On the second morning they woke up together she insisted he have a shower and wash his hair, which he hated, but he did it to make her happy. She also wanted him to change all his clothes, including socks and undies, which was not difficult because his clothes were all outside on the lawn but she got upset with him when he went outside after his shower and got dressed in the backyard.

She told him he was lucky there were no neighbour on their street that could see because they would have called the police. When he pointed at the farmhouse across the road she said they were too far away to see anything. He asked her what it was they should not see but he dropped the topic when her face got red.

She was also upset to discover he did not wear pajamas to bed and slept in his undies but she got over it when he agreed to brush all his teeth and let her watch him to be sure he did it. Since he was a little kid he wondered why there were so many rules to remember and why it was always women who enforced them.

Andrea, Zen, and the teachers at school never failed to remind him when he got one of the “unwritten” rules wrong or missed it completely. His grade three teacher, Mrs. Horn, laughed at him when he asked her why no one ever wrote the unwritten rules down so he could read them.

 

What to do?

 

Zen was thinking over his plan, not that she liked it, but she could not think of anything else to do. She considered phoning her grandfather and asking him if he could find out what happened to Andi and Dr. Mann but she already knew the police took them and they were probably looking for Tyler.

She was afraid her grandfather would ask her if she knew where he was and she did not think she would be able to lie to him. He was a Judge after all, and judges have a lot of experience catching liars, at least that is what her mom told her.

She held the belief, without her mom actually admitting it, that her grandfather had caught her mom lying to him when she was growing up and that was part of the reason they did not love each other anymore. She wished she could think of a way to ask him for advice without giving him any of the details of their situation but she knew it was impossible. He would ask her questions and eventually he would get it out of her.

“Okay, so we contact this Colonel guy what then?” she said.

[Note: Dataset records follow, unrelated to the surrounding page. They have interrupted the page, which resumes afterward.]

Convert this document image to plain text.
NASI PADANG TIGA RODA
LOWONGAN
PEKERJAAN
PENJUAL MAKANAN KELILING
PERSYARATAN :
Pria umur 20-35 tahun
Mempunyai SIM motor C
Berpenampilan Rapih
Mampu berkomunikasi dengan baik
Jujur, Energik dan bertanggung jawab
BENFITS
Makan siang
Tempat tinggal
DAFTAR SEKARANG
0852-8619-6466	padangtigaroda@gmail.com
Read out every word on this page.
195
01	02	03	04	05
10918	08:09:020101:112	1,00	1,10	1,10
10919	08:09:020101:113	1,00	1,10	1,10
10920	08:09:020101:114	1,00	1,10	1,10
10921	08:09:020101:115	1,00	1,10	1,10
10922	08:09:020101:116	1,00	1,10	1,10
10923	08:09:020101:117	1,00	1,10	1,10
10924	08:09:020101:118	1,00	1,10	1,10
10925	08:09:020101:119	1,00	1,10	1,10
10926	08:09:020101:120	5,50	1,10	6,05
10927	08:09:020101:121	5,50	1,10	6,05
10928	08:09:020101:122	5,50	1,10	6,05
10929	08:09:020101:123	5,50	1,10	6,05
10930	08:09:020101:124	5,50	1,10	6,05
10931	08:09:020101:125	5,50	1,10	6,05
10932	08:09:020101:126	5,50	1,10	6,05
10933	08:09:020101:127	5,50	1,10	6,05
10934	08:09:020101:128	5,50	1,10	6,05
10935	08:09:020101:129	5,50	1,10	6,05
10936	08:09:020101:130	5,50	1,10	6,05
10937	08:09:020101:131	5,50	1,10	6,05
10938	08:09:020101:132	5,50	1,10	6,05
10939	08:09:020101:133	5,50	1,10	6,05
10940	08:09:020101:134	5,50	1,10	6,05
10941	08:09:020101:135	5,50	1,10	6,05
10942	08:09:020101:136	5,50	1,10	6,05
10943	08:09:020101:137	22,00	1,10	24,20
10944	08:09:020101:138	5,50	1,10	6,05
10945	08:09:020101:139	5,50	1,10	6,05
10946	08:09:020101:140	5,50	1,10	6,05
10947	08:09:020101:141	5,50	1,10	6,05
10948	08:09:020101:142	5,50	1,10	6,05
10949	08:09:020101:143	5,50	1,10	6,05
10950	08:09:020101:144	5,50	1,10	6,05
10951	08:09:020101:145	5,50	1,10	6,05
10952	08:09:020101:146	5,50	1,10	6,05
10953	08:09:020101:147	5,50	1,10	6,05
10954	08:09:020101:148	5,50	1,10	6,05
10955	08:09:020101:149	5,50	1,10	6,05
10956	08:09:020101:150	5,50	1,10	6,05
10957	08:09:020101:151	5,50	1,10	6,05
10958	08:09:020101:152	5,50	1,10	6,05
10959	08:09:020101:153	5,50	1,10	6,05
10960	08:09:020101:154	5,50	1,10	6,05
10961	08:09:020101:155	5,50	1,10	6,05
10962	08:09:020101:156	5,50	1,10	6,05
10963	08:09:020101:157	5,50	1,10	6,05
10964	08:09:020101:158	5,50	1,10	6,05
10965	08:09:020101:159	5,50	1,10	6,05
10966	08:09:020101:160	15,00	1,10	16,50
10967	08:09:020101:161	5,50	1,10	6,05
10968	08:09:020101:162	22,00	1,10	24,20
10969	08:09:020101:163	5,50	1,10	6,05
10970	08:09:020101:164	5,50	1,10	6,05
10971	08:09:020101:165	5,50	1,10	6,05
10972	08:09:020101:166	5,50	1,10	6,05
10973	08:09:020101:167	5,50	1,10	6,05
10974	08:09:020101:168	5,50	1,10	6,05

“He gets my computer,” he said.

“What if he can’t?” she said.

He shrugged because he did not have a plan for that possibility.

“What did you mean Porno won’t work without me? What do you need me for?” she said.

“To be with me.”

“To do what?”

“I need you.”

“For what?”

“I need you-because.”

He tried to put extra emphasis on the word “because,” dragging the sound out a bit longer than the other words. He darted a quick look at her eyes to see if she got it.

He struggled to put meaning into words. He knew what he was trying to say to her but he could see she didn’t understand. He was young when he first learned that it was better not to talk because words made people upset. He understood that spoken words contained hidden information that he was unaware of. He did not understand these extra meanings and it was risky using words without knowing, so he didn’t. She was looking at the television when he glanced to see her reaction and that is when he was distracted by the loose strands of hair against the curve of her neck.

The electronic glow from the television was harsh and thin and that weak light became entangled in the damp strands. She had washed out the Goth hair colour and her natural golden brown hair turned the TV light into a coppery fluid. As it dried and shifted temperature he could feel something like sun-warmed iced tingles.